The discovery that progressive muscle volume loss and fat infiltration of the APM leading to total or near total loss of the muscle attachment to the primary follicle bulge in AGA samples¹⁰ led to the hypothesis that maintenance of the attachment between the APM and the bulge might differentiate between reversible and irreversible hair follicle miniaturization. These features were exclusive to AGA and not seen in alopecia areata, a disorder associated with reversible hair follicle miniaturization¹¹. The finding that the APM is preserved in telogen effluvium and alopecia areata supports this view.

It appears likely that the interaction between the mesenchyme-derived APM and the follicle bulge epithelium is essential for the integrity of the pilosebaceous unit, much in the same way as the interaction between the mesenchymal-derived dermal papilla and the epithelial hair follicle matrix.

Follicle cycling is associated with the movement of cells between the dermal papilla and dermal sheath¹². It is thought that disruption of this process in AGA causes a loss of cells from the dermal sheath and then the dermal papilla that leads to hair follicle miniaturization (Figure 9). Cells from the dermal papilla and dermal sheath are capable of undergoing both smooth muscle and adipose differentiation in vitro. Cells from the follicle mesenchyme might also contribute to maintenance of the APM, and the muscle degeneration seen in AGA could be caused by the loss of a progenitor cell population that maintains both the APM and the dermal papilla.

Figure 9. Reduction in dermal papilla cell numbers as an indirect result of changes to the dermal sheath.

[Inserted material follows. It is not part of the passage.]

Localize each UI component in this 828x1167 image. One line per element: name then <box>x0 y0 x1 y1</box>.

The sheath cells (solid cells) that surround the follicle are an integral part of the follicle dermis (a). If they are functionally lost (dotted cells indicated by arrows) from the follicle (b), then dermal papilla cells (outline only) move from the papilla to replace them (c). As a result, the papilla and the follicle become smaller. Reproduced with permission from John Wiley & Sons, Inc.¹².

Research summary

In conclusion, we propose a new model for AGA (Figure 10). In early stages of hair loss, the APM remains attached to the primary follicle but loses its attachment to some of the regressing secondary follicles in some FUs. Miniaturization of secondary follicles and detachment of the APM from these follicles extend to the rest of the FUs. At this stage, patients may complain of hair thinning and loss of volume in their pony tail without visible baldness.

Figure 10. Scalp follicles exist as compound follicular units.

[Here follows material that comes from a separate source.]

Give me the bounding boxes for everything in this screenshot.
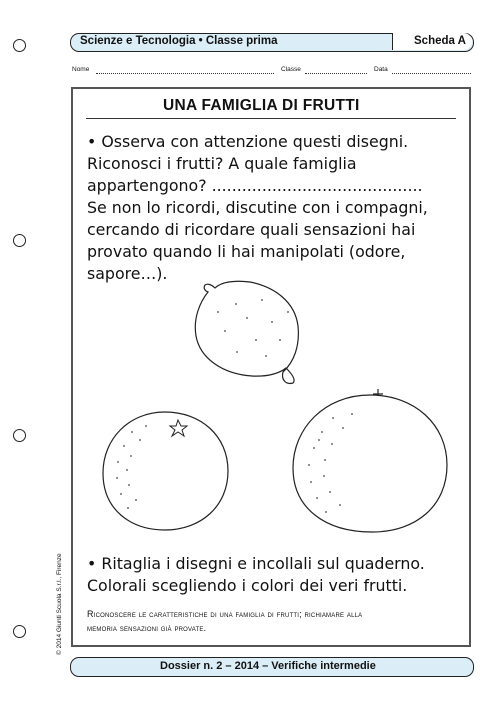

In androgenetic alopecia, miniaturization occurs initially in the secondary follicles. This leads to a reduction in hair density that precedes visible baldness. Bald scalp becomes visible only when all of the hairs within a follicular unit are miniaturized. With miniaturization, the muscle initially loses attachment to the secondary follicles. When primary follicles eventually miniaturize and lose muscle attachment, the hair loss becomes irreversible.

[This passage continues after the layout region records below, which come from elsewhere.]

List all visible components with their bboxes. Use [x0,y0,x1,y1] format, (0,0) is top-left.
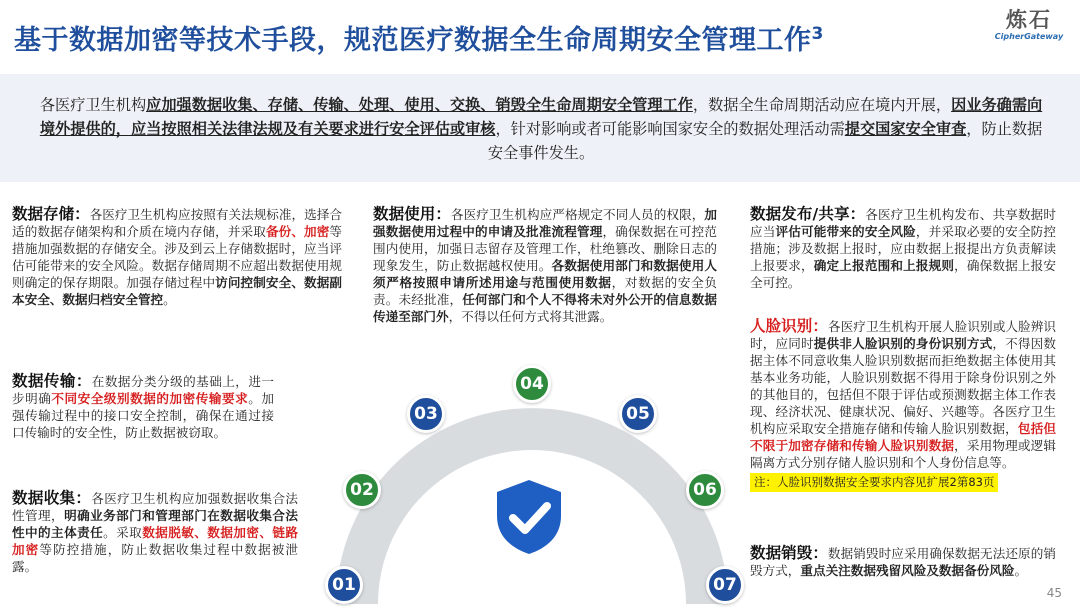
step-06-circle: 06 [686,471,724,509]
logo-text-en: CipherGateway [994,32,1064,41]
page-number: 45 [1046,586,1062,600]
step-01-circle: 01 [325,566,363,604]
intro-paragraph: 各医疗卫生机构应加强数据收集、存储、传输、处理、使用、交换、销毁全生命周期安全管理工作，数据全生命周期活动应在境内开展，因业务确需向境外提供的，应当按照相关法律法规及有关要求进行安全评估或审核，针对影响或者可能影响国家安全的数据处理活动需提交国家安全审查，防止数据安全事件发生。 [39,96,1043,162]
step-04-circle: 04 [513,365,551,403]
logo-text-cn: 炼石 [1006,8,1052,32]
step-05-circle: 05 [619,395,657,433]
step-07-circle: 07 [706,566,744,604]
face-recognition-note: 注：人脸识别数据安全要求内容见扩展2第83页 [750,473,998,492]
step-02-circle: 02 [343,471,381,509]
section-data-storage: 数据存储：各医疗卫生机构应按照有关法规标准，选择合适的数据存储架构和介质在境内存储，并采取备份、加密等措施加强数据的存储安全。涉及到云上存储数据时，应当评估可能带来的安全风险。数据存储周期不应超出数据使用规则确定的保存期限。加强存储过程中访问控制安全、数据副本安全、数据归档安全管控。 [12,205,343,307]
page-title: 基于数据加密等技术手段，规范医疗数据全生命周期安全管理工作$^3$ [14,24,824,56]
section-face-recognition: 人脸识别：各医疗卫生机构开展人脸识别或人脸辨识时，应同时提供非人脸识别的身份识别方式，不得因数据主体不同意收集人脸识别数据而拒绝数据主体使用其基本业务功能，人脸识别数据不得用于除身份识别之外的其他目的，包括但不限于评估或预测数据主体工作表现、经济状况、健康状况、偏好、兴趣等。各医疗卫生机构应采取安全措施存储和传输人脸识别数据，包括但不限于加密存储和传输人脸识别数据，采用物理或逻辑隔离方式分别存储人脸识别和个人身份信息等。 注：人脸识别数据安全要求内容见扩展2第83页 [750,318,1056,492]
section-data-collection: 数据收集：各医疗卫生机构应加强数据收集合法性管理，明确业务部门和管理部门在数据收集合法性中的主体责任。采取数据脱敏、数据加密、链路加密等防控措施，防止数据收集过程中数据被泄露。 [12,489,299,574]
step-03-circle: 03 [407,395,445,433]
section-data-publish-share: 数据发布/共享：各医疗卫生机构发布、共享数据时应当评估可能带来的安全风险，并采取必要的安全防控措施；涉及数据上报时，应由数据上报提出方负责解读上报要求，确定上报范围和上报规则，确保数据上报安全可控。 [750,205,1057,290]
section-data-usage: 数据使用：各医疗卫生机构应严格规定不同人员的权限，加强数据使用过程中的申请及批准流程管理，确保数据在可控范围内使用，加强日志留存及管理工作，杜绝篡改、删除日志的现象发生，防止数据越权使用。各数据使用部门和数据使用人须严格按照申请所述用途与范围使用数据，对数据的安全负责。未经批准，任何部门和个人不得将未对外公开的信息数据传递至部门外，不得以任何方式将其泄露。 [373,205,718,324]
shield-check-icon [493,478,565,556]
section-data-transfer: 数据传输：在数据分类分级的基础上，进一步明确不同安全级别数据的加密传输要求。加强传输过程中的接口安全控制，确保在通过接口传输时的安全性，防止数据被窃取。 [12,372,275,440]
section-data-destruction: 数据销毁：数据销毁时应采用确保数据无法还原的销毁方式，重点关注数据残留风险及数据备份风险。 [750,544,1056,578]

With further progression, miniaturization continues and the muscle loses attachment to the secondary follicles in affected FUs completely. Primary follicles eventually miniaturize and this leads to visible baldness. When primary follicles lose muscle attachment, the hair loss becomes irreversible. Hopefully, this model facilitates a clearer understanding of normal physiological hair growth and also alterations to hair growth in hair loss conditions.